Wäre es dann auch noch erstrebenswert, heiß diskutiert zu werden?
Oleg meint, ich müsse die Leser herausfordern und auch ein bisschen ärgern, um die Kommentararmut zu beheben. In jeder Leserschaft gebe es viele Schlaumeier, die alles besser wüssten und das schlecht für sich behalten könnten. Diese Leute, meist Lehrerinnen in den Wechseljahren ohne Autorität im Klassenzimmer, seien meine Zielgruppe. „Du musst etwas behaupten, das leicht zu widerlegen ist”, hat Oleg gesagt. „Du musst etwas weglassen, das für dich ein Detail ist. Es sollte aber wichtig genug sein, um dein ganzes Gedankengerüst zum Einsturz zu bringen. Und du musst etwas falsch schreiben, das anderen die Chance gibt, dich herrlich lächerlich zu machen. Hier brauchst du besonderes Geschick. Wenn du ganz sicher gehen willst, solltest du auch noch unbedingt ausfallend werden.”
Habe ich schon mal erzählt, dass ich mir wünsche, Waldimir Putin würde, nachdem die Russen die Ukraine erobert haben, seinen Freund Gerhard Schröder zum Oberbürgermeister von Odessa machen, damit die Stadt endlich einen Boss hat, der nicht nur an sich denkt oder an die Exfrauen wegen der Unterhaltszahlungen?

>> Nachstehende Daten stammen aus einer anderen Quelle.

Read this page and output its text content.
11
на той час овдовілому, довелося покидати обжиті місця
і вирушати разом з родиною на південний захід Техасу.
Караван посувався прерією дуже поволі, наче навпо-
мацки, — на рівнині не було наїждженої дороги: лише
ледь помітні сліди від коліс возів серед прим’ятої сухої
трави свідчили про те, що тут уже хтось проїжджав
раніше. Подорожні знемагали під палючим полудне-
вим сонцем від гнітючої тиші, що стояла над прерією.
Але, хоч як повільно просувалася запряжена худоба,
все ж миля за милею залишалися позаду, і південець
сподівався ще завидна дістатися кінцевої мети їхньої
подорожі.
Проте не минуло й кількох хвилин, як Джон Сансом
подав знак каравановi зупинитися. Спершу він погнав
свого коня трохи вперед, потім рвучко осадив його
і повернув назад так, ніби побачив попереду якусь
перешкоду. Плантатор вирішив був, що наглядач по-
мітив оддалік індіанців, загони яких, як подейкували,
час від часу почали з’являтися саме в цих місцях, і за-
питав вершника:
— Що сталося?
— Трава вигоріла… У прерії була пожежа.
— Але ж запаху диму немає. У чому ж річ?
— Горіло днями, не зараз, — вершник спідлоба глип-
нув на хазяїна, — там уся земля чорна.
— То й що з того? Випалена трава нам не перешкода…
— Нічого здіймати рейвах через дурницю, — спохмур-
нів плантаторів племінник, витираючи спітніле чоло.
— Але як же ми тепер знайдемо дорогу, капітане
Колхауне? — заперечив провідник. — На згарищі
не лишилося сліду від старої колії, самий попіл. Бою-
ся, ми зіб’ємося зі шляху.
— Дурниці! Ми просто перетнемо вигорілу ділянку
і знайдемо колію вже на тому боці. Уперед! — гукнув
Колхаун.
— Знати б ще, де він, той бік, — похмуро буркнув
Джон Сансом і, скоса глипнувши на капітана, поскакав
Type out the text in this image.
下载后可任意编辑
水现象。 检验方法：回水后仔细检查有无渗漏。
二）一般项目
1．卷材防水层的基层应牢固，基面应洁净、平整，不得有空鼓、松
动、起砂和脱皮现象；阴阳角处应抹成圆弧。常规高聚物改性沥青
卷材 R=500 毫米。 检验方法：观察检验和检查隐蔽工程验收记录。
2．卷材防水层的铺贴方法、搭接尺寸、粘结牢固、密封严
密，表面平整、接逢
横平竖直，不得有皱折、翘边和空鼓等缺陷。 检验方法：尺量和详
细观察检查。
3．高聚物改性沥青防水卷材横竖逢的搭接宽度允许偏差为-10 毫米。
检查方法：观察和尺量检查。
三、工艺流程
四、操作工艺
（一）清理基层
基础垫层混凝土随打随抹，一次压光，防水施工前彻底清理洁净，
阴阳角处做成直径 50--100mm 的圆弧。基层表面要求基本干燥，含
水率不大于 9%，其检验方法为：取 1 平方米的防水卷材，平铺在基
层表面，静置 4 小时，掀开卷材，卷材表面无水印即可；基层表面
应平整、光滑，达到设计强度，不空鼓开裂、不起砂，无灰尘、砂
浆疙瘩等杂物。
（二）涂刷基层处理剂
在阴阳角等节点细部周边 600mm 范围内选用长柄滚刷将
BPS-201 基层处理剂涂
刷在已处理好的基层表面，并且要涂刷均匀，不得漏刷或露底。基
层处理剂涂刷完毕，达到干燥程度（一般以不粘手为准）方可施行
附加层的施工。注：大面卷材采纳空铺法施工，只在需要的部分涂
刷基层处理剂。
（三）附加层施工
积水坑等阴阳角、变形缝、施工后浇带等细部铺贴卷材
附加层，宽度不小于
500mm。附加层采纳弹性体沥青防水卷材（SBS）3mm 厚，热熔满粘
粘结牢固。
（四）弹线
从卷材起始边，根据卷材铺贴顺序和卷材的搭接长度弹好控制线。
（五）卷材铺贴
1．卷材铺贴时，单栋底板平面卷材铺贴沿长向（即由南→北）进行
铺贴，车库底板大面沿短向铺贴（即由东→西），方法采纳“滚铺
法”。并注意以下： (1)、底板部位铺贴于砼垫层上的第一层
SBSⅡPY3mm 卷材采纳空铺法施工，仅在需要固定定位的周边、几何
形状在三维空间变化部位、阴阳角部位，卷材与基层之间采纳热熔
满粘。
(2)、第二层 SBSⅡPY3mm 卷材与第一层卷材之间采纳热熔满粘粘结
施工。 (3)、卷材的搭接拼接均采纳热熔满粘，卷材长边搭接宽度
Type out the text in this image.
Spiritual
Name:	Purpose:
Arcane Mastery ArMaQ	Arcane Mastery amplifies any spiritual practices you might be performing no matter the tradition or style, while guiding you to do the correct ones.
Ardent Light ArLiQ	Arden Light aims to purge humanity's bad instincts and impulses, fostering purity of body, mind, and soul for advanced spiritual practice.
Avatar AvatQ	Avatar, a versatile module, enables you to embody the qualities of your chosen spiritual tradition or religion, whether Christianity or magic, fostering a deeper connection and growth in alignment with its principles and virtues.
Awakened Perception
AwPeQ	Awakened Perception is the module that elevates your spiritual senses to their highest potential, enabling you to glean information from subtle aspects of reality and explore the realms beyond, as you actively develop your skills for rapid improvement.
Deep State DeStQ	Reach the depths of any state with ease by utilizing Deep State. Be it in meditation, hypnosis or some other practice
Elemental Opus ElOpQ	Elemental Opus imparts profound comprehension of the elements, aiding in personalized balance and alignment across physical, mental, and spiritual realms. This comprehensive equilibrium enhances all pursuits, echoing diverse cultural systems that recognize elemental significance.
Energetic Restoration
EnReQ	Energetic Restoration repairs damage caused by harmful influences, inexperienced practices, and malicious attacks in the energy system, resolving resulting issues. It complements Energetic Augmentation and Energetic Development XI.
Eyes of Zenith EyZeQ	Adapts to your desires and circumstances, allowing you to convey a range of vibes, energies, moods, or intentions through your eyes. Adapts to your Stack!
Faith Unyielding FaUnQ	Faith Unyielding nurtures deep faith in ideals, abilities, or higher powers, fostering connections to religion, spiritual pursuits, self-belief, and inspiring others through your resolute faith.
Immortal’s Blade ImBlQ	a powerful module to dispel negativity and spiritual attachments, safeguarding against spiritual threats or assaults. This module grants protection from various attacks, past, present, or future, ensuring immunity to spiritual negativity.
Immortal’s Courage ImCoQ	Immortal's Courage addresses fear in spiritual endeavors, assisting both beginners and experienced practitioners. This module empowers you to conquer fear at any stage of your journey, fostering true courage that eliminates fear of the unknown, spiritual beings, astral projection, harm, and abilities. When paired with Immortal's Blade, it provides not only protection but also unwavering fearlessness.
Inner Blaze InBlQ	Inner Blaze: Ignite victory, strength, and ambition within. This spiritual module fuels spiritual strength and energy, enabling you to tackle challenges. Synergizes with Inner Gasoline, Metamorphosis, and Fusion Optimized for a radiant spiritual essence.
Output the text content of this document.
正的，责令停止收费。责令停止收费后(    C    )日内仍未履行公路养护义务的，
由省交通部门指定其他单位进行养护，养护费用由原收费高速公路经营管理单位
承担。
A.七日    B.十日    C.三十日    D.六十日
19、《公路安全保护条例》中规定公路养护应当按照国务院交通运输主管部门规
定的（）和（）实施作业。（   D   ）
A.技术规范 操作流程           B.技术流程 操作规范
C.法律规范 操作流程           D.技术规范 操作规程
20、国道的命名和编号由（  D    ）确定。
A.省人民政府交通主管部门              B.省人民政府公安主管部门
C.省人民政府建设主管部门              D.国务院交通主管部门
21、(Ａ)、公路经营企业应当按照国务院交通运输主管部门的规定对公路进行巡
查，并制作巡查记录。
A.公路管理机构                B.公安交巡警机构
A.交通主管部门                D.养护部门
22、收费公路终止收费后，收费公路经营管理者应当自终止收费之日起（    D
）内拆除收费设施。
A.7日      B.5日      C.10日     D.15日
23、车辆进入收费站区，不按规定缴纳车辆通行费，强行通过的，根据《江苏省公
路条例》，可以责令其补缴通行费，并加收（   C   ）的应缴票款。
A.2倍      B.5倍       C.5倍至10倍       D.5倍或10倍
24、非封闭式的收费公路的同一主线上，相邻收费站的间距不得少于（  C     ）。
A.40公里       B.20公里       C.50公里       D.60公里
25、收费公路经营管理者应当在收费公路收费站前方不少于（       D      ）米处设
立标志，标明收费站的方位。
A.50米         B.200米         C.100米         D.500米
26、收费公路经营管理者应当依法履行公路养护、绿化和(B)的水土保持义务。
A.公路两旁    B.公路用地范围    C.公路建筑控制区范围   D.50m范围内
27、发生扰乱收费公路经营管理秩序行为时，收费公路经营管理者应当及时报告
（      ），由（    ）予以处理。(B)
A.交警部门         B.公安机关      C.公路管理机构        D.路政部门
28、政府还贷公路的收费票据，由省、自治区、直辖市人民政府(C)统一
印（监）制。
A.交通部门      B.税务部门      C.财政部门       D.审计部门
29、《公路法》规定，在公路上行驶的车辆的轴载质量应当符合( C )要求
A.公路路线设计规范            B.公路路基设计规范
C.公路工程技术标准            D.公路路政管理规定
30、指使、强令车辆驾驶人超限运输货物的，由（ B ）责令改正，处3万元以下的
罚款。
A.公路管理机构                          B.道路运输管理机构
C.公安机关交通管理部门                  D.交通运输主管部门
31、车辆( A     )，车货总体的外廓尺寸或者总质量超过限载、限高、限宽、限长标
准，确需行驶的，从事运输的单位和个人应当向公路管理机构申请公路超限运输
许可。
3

Oleg hat auch gelesen, dass ein Blogger, der Kommentare will, etwas offen lassen soll und bloß nicht alles zu Ende denken darf. Ein Blog sei schließlich kein Proseminar.
Ich habe mal bei einer Zeitung gearbeitet, für die ein sehr bekannter Politikjournalist im Ruhestand gelegentlich eine Wochenendkolumne schreibt. So lange ich dort war, war er 67 Jahre alt. Im Blatt wurde er nicht älter. Irgendwann rief einer der Redakteure in die Runde: „Sagt mal, wie lange ist denn der Dings eigentlich schon 67?” Seitdem steht hinter dem Namen und neben dem Foto des Dings: (68). Die Korrektur ist nun auch schon wieder eine Weile her. Es wird Zeit, dass er mal wieder Geburtstag hat.
Ist mit diesem Schluss jetzt irgendwem geholfen?